The more complicated cases arise in the module initialization where the module needs to register/bind some types in the DI container. I haven’t thought too deeply on this and it would be good to get some feedback as to what a clean solution would be so that the DI container is not required to be passed in to each module directly.

One option would be to expand IContainerFacade a little to allow for the registration of types (with singleton options) – this would be quite easy and solves the vendor dependency, but it still smells a little because the entire container facade would still be being passed around to the modules.
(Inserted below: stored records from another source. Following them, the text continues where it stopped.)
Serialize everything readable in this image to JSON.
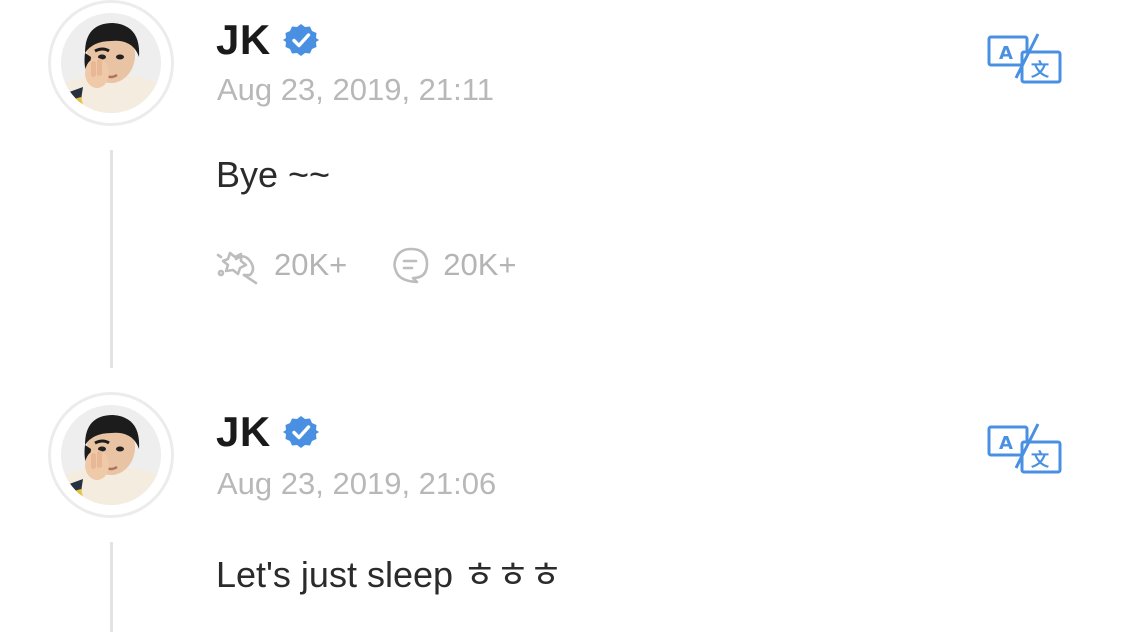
{
  "posts": [
    {
      "author": "JK",
      "timestamp": "Aug 23, 2019, 21:11",
      "text": "Bye ~~",
      "likes": "20K+",
      "comments": "20K+"
    },
    {
      "author": "JK",
      "timestamp": "Aug 23, 2019, 21:06",
      "text": "Let's just sleep ㅎㅎㅎ"
    }
  ],
  "icons": {
    "verified": "verified-badge-icon",
    "translate": "translate-icon",
    "like": "cheer-icon",
    "comment": "comment-bubble-icon"
  },
  "colors": {
    "accent": "#4a90e2",
    "muted": "#b8b8b8",
    "text": "#2b2b2b"
  }
}
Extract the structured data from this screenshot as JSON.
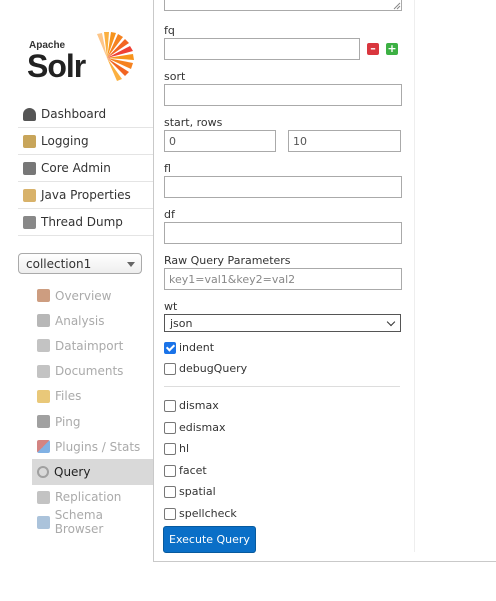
{
  "logo": {
    "apache": "Apache",
    "solr": "Solr"
  },
  "nav": [
    {
      "label": "Dashboard",
      "icon": "dashboard-icon",
      "color": "#555555"
    },
    {
      "label": "Logging",
      "icon": "logging-icon",
      "color": "#c8a55a"
    },
    {
      "label": "Core Admin",
      "icon": "core-admin-icon",
      "color": "#777777"
    },
    {
      "label": "Java Properties",
      "icon": "java-properties-icon",
      "color": "#d8b26a"
    },
    {
      "label": "Thread Dump",
      "icon": "thread-dump-icon",
      "color": "#888888"
    }
  ],
  "core_selector": {
    "value": "collection1"
  },
  "core_menu": [
    {
      "label": "Overview",
      "icon": "home-icon",
      "color": "#b8734a",
      "active": false
    },
    {
      "label": "Analysis",
      "icon": "funnel-icon",
      "color": "#999999",
      "active": false
    },
    {
      "label": "Dataimport",
      "icon": "dataimport-icon",
      "color": "#aaaaaa",
      "active": false
    },
    {
      "label": "Documents",
      "icon": "documents-icon",
      "color": "#aaaaaa",
      "active": false
    },
    {
      "label": "Files",
      "icon": "folder-icon",
      "color": "#e0b040",
      "active": false
    },
    {
      "label": "Ping",
      "icon": "ping-icon",
      "color": "#777777",
      "active": false
    },
    {
      "label": "Plugins / Stats",
      "icon": "plugins-icon",
      "color": "#c0504d",
      "active": false
    },
    {
      "label": "Query",
      "icon": "magnifier-icon",
      "color": "#888888",
      "active": true
    },
    {
      "label": "Replication",
      "icon": "replication-icon",
      "color": "#aaaaaa",
      "active": false
    },
    {
      "label": "Schema Browser",
      "icon": "schema-browser-icon",
      "color": "#88aacc",
      "active": false
    }
  ],
  "query_form": {
    "fq_label": "fq",
    "fq_value": "",
    "sort_label": "sort",
    "sort_value": "",
    "start_rows_label": "start, rows",
    "start_value": "0",
    "rows_value": "10",
    "fl_label": "fl",
    "fl_value": "",
    "df_label": "df",
    "df_value": "",
    "raw_label": "Raw Query Parameters",
    "raw_placeholder": "key1=val1&key2=val2",
    "wt_label": "wt",
    "wt_value": "json",
    "checkboxes": [
      {
        "label": "indent",
        "checked": true
      },
      {
        "label": "debugQuery",
        "checked": false
      },
      {
        "label": "dismax",
        "checked": false
      },
      {
        "label": "edismax",
        "checked": false
      },
      {
        "label": "hl",
        "checked": false
      },
      {
        "label": "facet",
        "checked": false
      },
      {
        "label": "spatial",
        "checked": false
      },
      {
        "label": "spellcheck",
        "checked": false
      }
    ],
    "execute_label": "Execute Query",
    "accent": "#0a6fc7",
    "remove_color": "#d9363e",
    "add_color": "#3cb043"
  }
}
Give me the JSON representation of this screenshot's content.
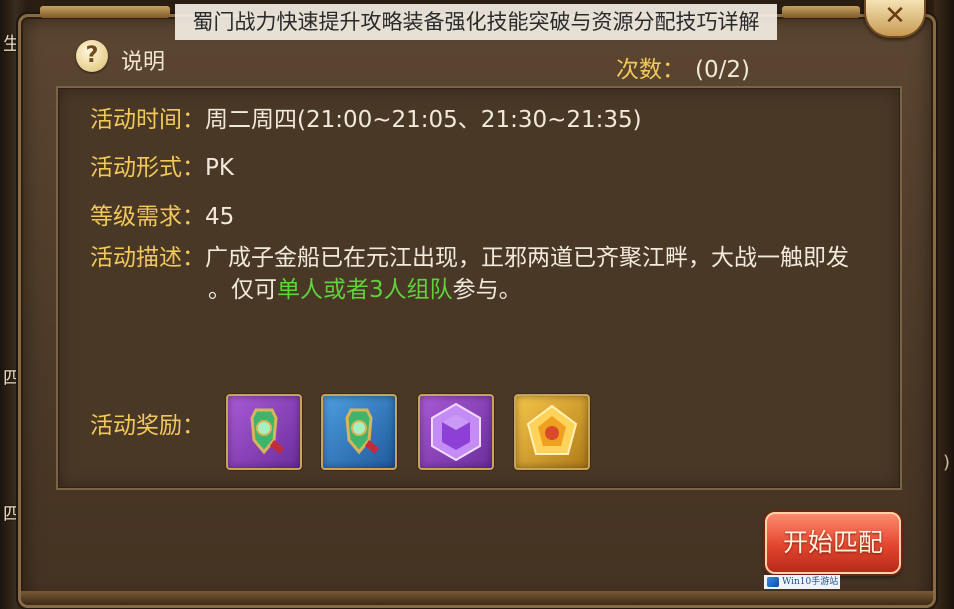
{
  "title": "蜀门战力快速提升攻略装备强化技能突破与资源分配技巧详解",
  "close_glyph": "✕",
  "help": {
    "icon_glyph": "?",
    "label": "说明"
  },
  "count": {
    "label": "次数：",
    "value": "(0/2)"
  },
  "info": [
    {
      "label": "活动时间：",
      "value": "周二周四(21:00~21:05、21:30~21:35)"
    },
    {
      "label": "活动形式：",
      "value": "PK"
    },
    {
      "label": "等级需求：",
      "value": "45"
    }
  ],
  "description": {
    "label": "活动描述：",
    "line1": "广成子金船已在元江出现，正邪两道已齐聚江畔，大战一触即发",
    "line2_pre": "。仅可",
    "line2_highlight": "单人或者3人组队",
    "line2_post": "参与。"
  },
  "rewards": {
    "label": "活动奖励：",
    "items": [
      {
        "icon": "jade-medallion-icon",
        "frame": "purple"
      },
      {
        "icon": "jade-medallion-icon",
        "frame": "blue"
      },
      {
        "icon": "purple-gem-icon",
        "frame": "purple"
      },
      {
        "icon": "gold-pentagon-gem-icon",
        "frame": "gold"
      }
    ]
  },
  "start_button": "开始匹配",
  "side_chips": {
    "left_top": "生",
    "left_mid": "四",
    "left_bottom": "四",
    "right": ")"
  },
  "watermark": "Win10手游站",
  "colors": {
    "label_gold": "#f1c85a",
    "text_light": "#f1eadb",
    "highlight_green": "#5fd23c",
    "button_red": "#e2452e"
  }
}
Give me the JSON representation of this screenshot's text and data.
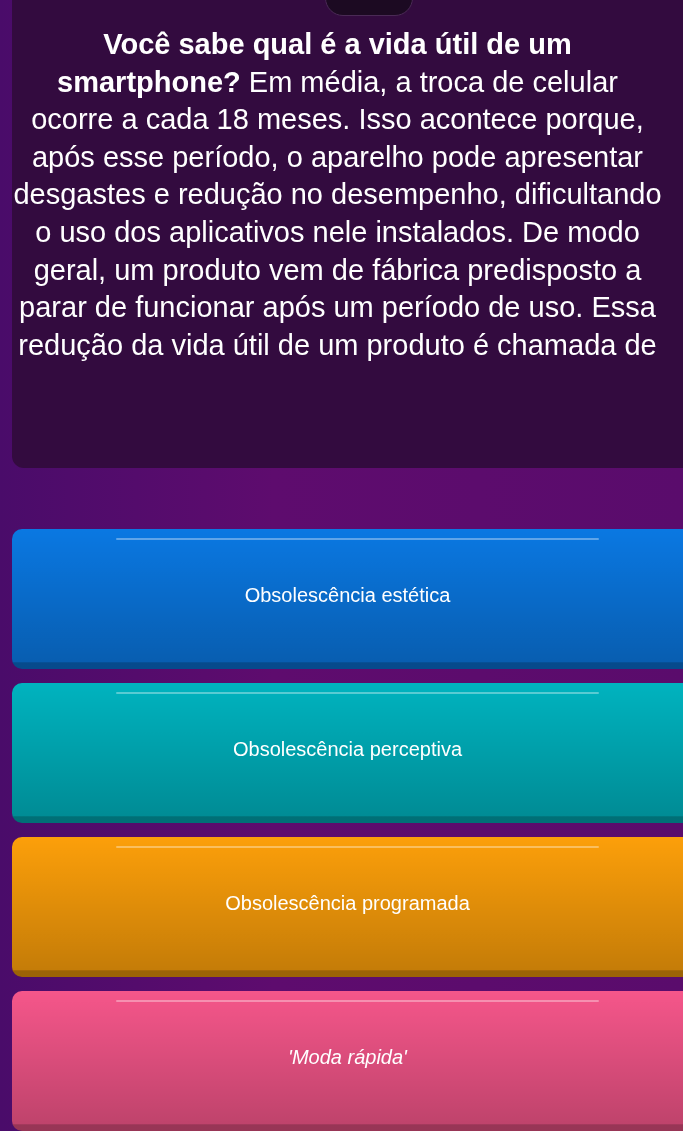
{
  "question": {
    "text": "**Você sabe qual é a vida útil de um smartphone?** Em média, a troca de celular ocorre a cada 18 meses. Isso acontece porque, após esse período, o aparelho pode apresentar desgastes e redução no desempenho, dificultando o uso dos aplicativos nele instalados. De modo geral, um produto vem de fábrica predisposto a parar de funcionar após um período de uso. Essa redução da vida útil de um produto é chamada de"
  },
  "options": [
    {
      "label": "Obsolescência estética",
      "color": "#0a78e2",
      "italic": false
    },
    {
      "label": "Obsolescência perceptiva",
      "color": "#00b3bf",
      "italic": false
    },
    {
      "label": "Obsolescência programada",
      "color": "#fc9f0a",
      "italic": false
    },
    {
      "label": "'Moda rápida'",
      "color": "#f5568a",
      "italic": true
    }
  ]
}
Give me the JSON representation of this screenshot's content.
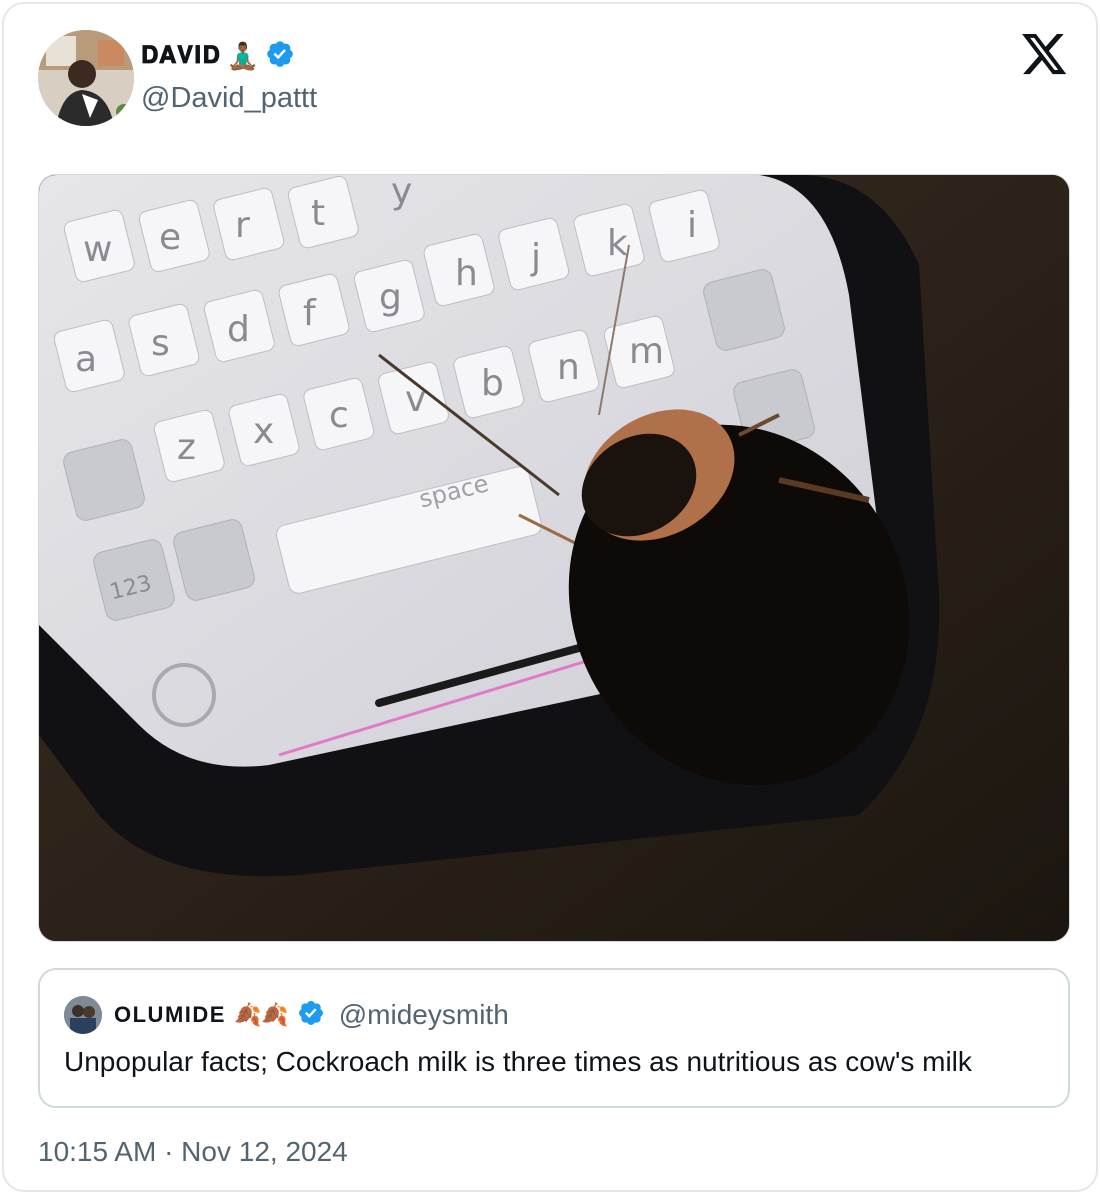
{
  "author": {
    "display_name": "𝐃𝐀𝐕𝐈𝐃",
    "display_name_emoji": "🧘🏾‍♂️",
    "handle": "@David_pattt",
    "verified": true
  },
  "media": {
    "description_icon": "photo-icon",
    "keyboard_keys_row1": [
      "w",
      "e",
      "r",
      "t",
      "y",
      "",
      "",
      "",
      "i"
    ],
    "keyboard_keys_row2": [
      "g",
      "h",
      "j",
      "k"
    ],
    "keyboard_keys_row3": [
      "a",
      "s",
      "d",
      "f",
      "g"
    ],
    "keyboard_keys_row4": [
      "z",
      "x",
      "c",
      "v",
      "b",
      "n",
      "m"
    ],
    "space_label": "space",
    "num_label": "123"
  },
  "quote": {
    "display_name": "OLUMIDE",
    "emoji": "🍂🍂",
    "handle": "@mideysmith",
    "text": "Unpopular facts; Cockroach milk is three times as nutritious as cow's milk",
    "verified": true
  },
  "timestamp": "10:15 AM · Nov 12, 2024",
  "colors": {
    "verified_blue": "#1d9bf0",
    "secondary_text": "#536471",
    "border": "#cfd9de"
  }
}
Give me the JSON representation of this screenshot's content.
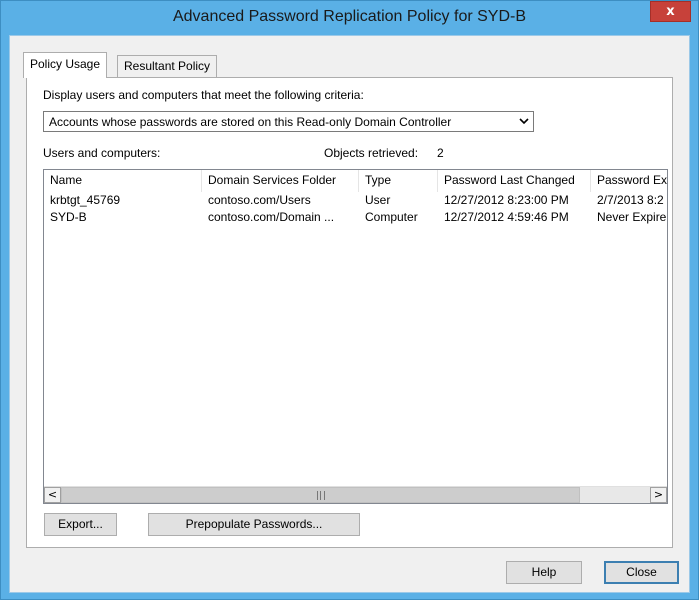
{
  "window": {
    "title": "Advanced Password Replication Policy for SYD-B",
    "close_glyph": "x"
  },
  "tabs": [
    {
      "label": "Policy Usage",
      "active": true
    },
    {
      "label": "Resultant Policy",
      "active": false
    }
  ],
  "criteria": {
    "label": "Display users and computers that meet the following criteria:",
    "selected": "Accounts whose passwords are stored on this Read-only Domain Controller"
  },
  "users_label": "Users and computers:",
  "objects": {
    "label": "Objects retrieved:",
    "count": "2"
  },
  "list": {
    "columns": [
      "Name",
      "Domain Services Folder",
      "Type",
      "Password Last Changed",
      "Password Ex"
    ],
    "rows": [
      [
        "krbtgt_45769",
        "contoso.com/Users",
        "User",
        "12/27/2012 8:23:00 PM",
        "2/7/2013 8:2"
      ],
      [
        "SYD-B",
        "contoso.com/Domain ...",
        "Computer",
        "12/27/2012 4:59:46 PM",
        "Never Expire"
      ]
    ]
  },
  "scrollbar": {
    "left_glyph": "<",
    "right_glyph": ">",
    "grip_glyph": "III"
  },
  "buttons": {
    "export": "Export...",
    "prepopulate": "Prepopulate Passwords...",
    "help": "Help",
    "close": "Close"
  },
  "colors": {
    "title_bar": "#5ab0e6",
    "close_button": "#c7413a",
    "default_button_border": "#3c7fb1"
  }
}
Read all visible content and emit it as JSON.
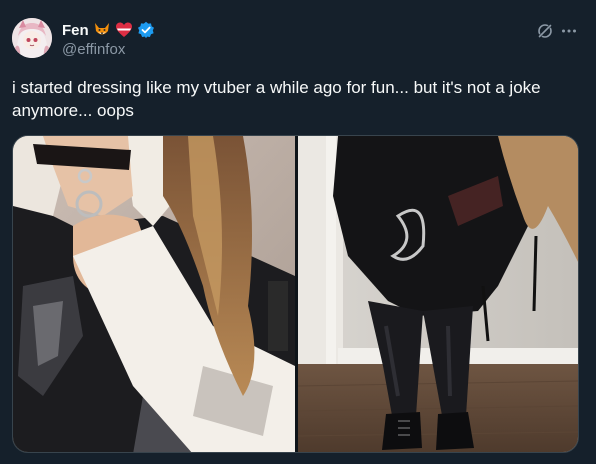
{
  "author": {
    "display_name": "Fen",
    "handle": "@effinfox",
    "badges": [
      "fox-emoji-icon",
      "heart-emoji-icon",
      "verified-badge-icon"
    ]
  },
  "tweet": {
    "text": "i started dressing like my vtuber a while ago for fun... but it's not a joke anymore... oops"
  },
  "actions": {
    "grok": "grok-icon",
    "more": "more-icon"
  },
  "media": [
    {
      "name": "photo-choker-shirt",
      "alt": ""
    },
    {
      "name": "photo-tights-boots",
      "alt": ""
    }
  ],
  "colors": {
    "background": "#15202b",
    "text": "#f7f9f9",
    "muted": "#8b98a5",
    "verified": "#1d9bf0",
    "border": "#38444d"
  }
}
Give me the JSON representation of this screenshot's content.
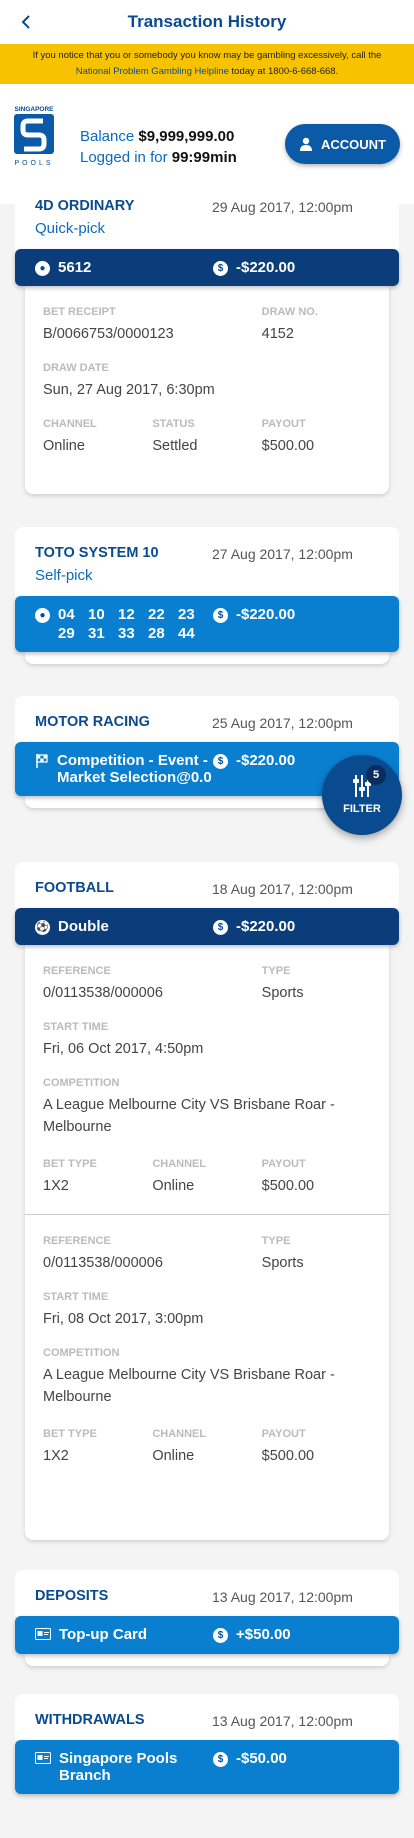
{
  "header": {
    "title": "Transaction History"
  },
  "notice": {
    "text_before": "If you notice that you or somebody you know may be gambling excessively, call the",
    "link_text": "National Problem Gambling Helpline",
    "text_after": "today at 1800-6-668-668."
  },
  "account": {
    "balance_label": "Balance",
    "balance_value": "$9,999,999.00",
    "logged_label": "Logged in for",
    "logged_value": "99:99min",
    "button_label": "ACCOUNT",
    "logo_text_top": "SINGAPORE",
    "logo_text_bottom": "POOLS"
  },
  "filter": {
    "label": "FILTER",
    "count": "5"
  },
  "transactions": [
    {
      "game": "4D ORDINARY",
      "sub": "Quick-pick",
      "date": "29 Aug 2017, 12:00pm",
      "selection": "5612",
      "amount": "-$220.00",
      "details": {
        "f1": "BET RECEIPT",
        "v1": "B/0066753/0000123",
        "f2": "DRAW NO.",
        "v2": "4152",
        "f3": "DRAW DATE",
        "v3": "Sun, 27 Aug 2017, 6:30pm",
        "f4": "CHANNEL",
        "v4": "Online",
        "f5": "STATUS",
        "v5": "Settled",
        "f6": "PAYOUT",
        "v6": "$500.00"
      }
    },
    {
      "game": "TOTO SYSTEM 10",
      "sub": "Self-pick",
      "date": "27 Aug 2017, 12:00pm",
      "numbers": [
        "04",
        "10",
        "12",
        "22",
        "23",
        "29",
        "31",
        "33",
        "28",
        "44"
      ],
      "amount": "-$220.00"
    },
    {
      "game": "MOTOR RACING",
      "date": "25 Aug 2017, 12:00pm",
      "selection": "Competition - Event - Market Selection@0.0",
      "amount": "-$220.00"
    },
    {
      "game": "FOOTBALL",
      "date": "18 Aug 2017, 12:00pm",
      "selection": "Double",
      "amount": "-$220.00",
      "legs": [
        {
          "f_ref": "REFERENCE",
          "ref": "0/0113538/000006",
          "f_type": "TYPE",
          "type": "Sports",
          "f_start": "START TIME",
          "start": "Fri, 06 Oct 2017, 4:50pm",
          "f_comp": "COMPETITION",
          "comp": "A League Melbourne City VS Brisbane Roar - Melbourne",
          "f_bt": "BET TYPE",
          "bt": "1X2",
          "f_ch": "CHANNEL",
          "ch": "Online",
          "f_po": "PAYOUT",
          "po": "$500.00"
        },
        {
          "f_ref": "REFERENCE",
          "ref": "0/0113538/000006",
          "f_type": "TYPE",
          "type": "Sports",
          "f_start": "START TIME",
          "start": "Fri, 08 Oct 2017, 3:00pm",
          "f_comp": "COMPETITION",
          "comp": "A League Melbourne City VS Brisbane Roar - Melbourne",
          "f_bt": "BET TYPE",
          "bt": "1X2",
          "f_ch": "CHANNEL",
          "ch": "Online",
          "f_po": "PAYOUT",
          "po": "$500.00"
        }
      ]
    },
    {
      "game": "DEPOSITS",
      "date": "13 Aug 2017, 12:00pm",
      "selection": "Top-up Card",
      "amount": "+$50.00"
    },
    {
      "game": "WITHDRAWALS",
      "date": "13 Aug 2017, 12:00pm",
      "selection": "Singapore Pools Branch",
      "amount": "-$50.00"
    }
  ],
  "colors": {
    "primary": "#0a4a8f",
    "bar_dark": "#0a3d7a",
    "bar_light": "#0a7fd0",
    "notice": "#f7c300"
  }
}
Another option may be to create an IModuleInitializer or IModuleRegistrar interface that gets bound during the module registration in the bootstrapper and passed in to the module constructor for use during Initialize (so we’d have, for example, a UnityNewsModuleRegistrar, a WindsorNewsModuleRegistrar, a NinjectNewsModuleRegistrar, etc). As the bootstrapper is already DI container specific, it’s less problematic to do any binding here or to have a specific IModuleRegistrar rely on the container. Then, if the module requires certain objects from the DI container after the registration, it could either call something like IModuleRegistrar.Prepare(this) to have properties injected, or possibly cleaner would be to have factories for the required types passed in to the module constructor, which would be in turn initialized by the IModuleRegistrar ready for creating objects when the module needs them.

One question that arises from this approach is, are we just replacing the module with the module registrar? If all the module is responsible for is type registration, then the answer is yes and it’s kind of a moot solution – although I still feel the modules should then technically be called UnityNewsModule, UnityPositionModule, etc.

I would argue though that module initialization is probably made up of a number of steps, of which the DI registration is only one – the rest is the logic around adding views to regions, running controllers, etc. If the DI registration step can be factored out into small, DI-specific registrars, then it makes it much easier to swap one DI implementation for another.

So what do you guys think?


Hi Michael

Your observations are good ones. Supporting multiple IOC containers was an explict goal from the get-go in Prism. However early on we made a decision that doing so doesn’t necessarily equate to the "one container to rule them all." We made the decision that "support" means that at the low-level (our ‘framework) none of our apis explicitly depend on one container or another. On the other hand, at the high-level within the application we decided we should not have such an abstraction. The reasoning is very simple. Containers have different semantics and syntax.

Part of the reason I choose to use Castle Windsor over Structure Map, NInject, etc is because I like the particular attributes of that container. If I like Structure Map’s fluent interface then I want to use that, not some dumbed down abstraction. For this reason we very explicitly use IUnityContainer throughout the RI. We would equally expect if you used NInject then that is what you would use instead. Once I commit to a container, it’s unlikely that I would want to change mid-way. However you want to make sure that whatever container you make the decision to use does not block your usage of the patterns and libraries. Now at the core levels, you would need an implementation of IContainerFacade for NInject, and possibly a Bootstrapper if you like the Bootstrapper pattern.

In this way you can use Prism with any container, while at the same time leverage all of the specific benefits each container provides.

As far as the module implementation itself, the reason we inject the container into the module is to allow registration of module-specific types AT load time. This way those types are only registered if the module is loaded. The module is not only used for registering but also instantiating views and controllers. We could have wrapped this with specific services like a ViewService and a ControllerService instead of using the container directly. However, we felt that had the same issues around losing container semantics and such. We could consider this for the future if this is what everyone wants though.

Let us know if this rationale makes sense. Thanks for the feedback!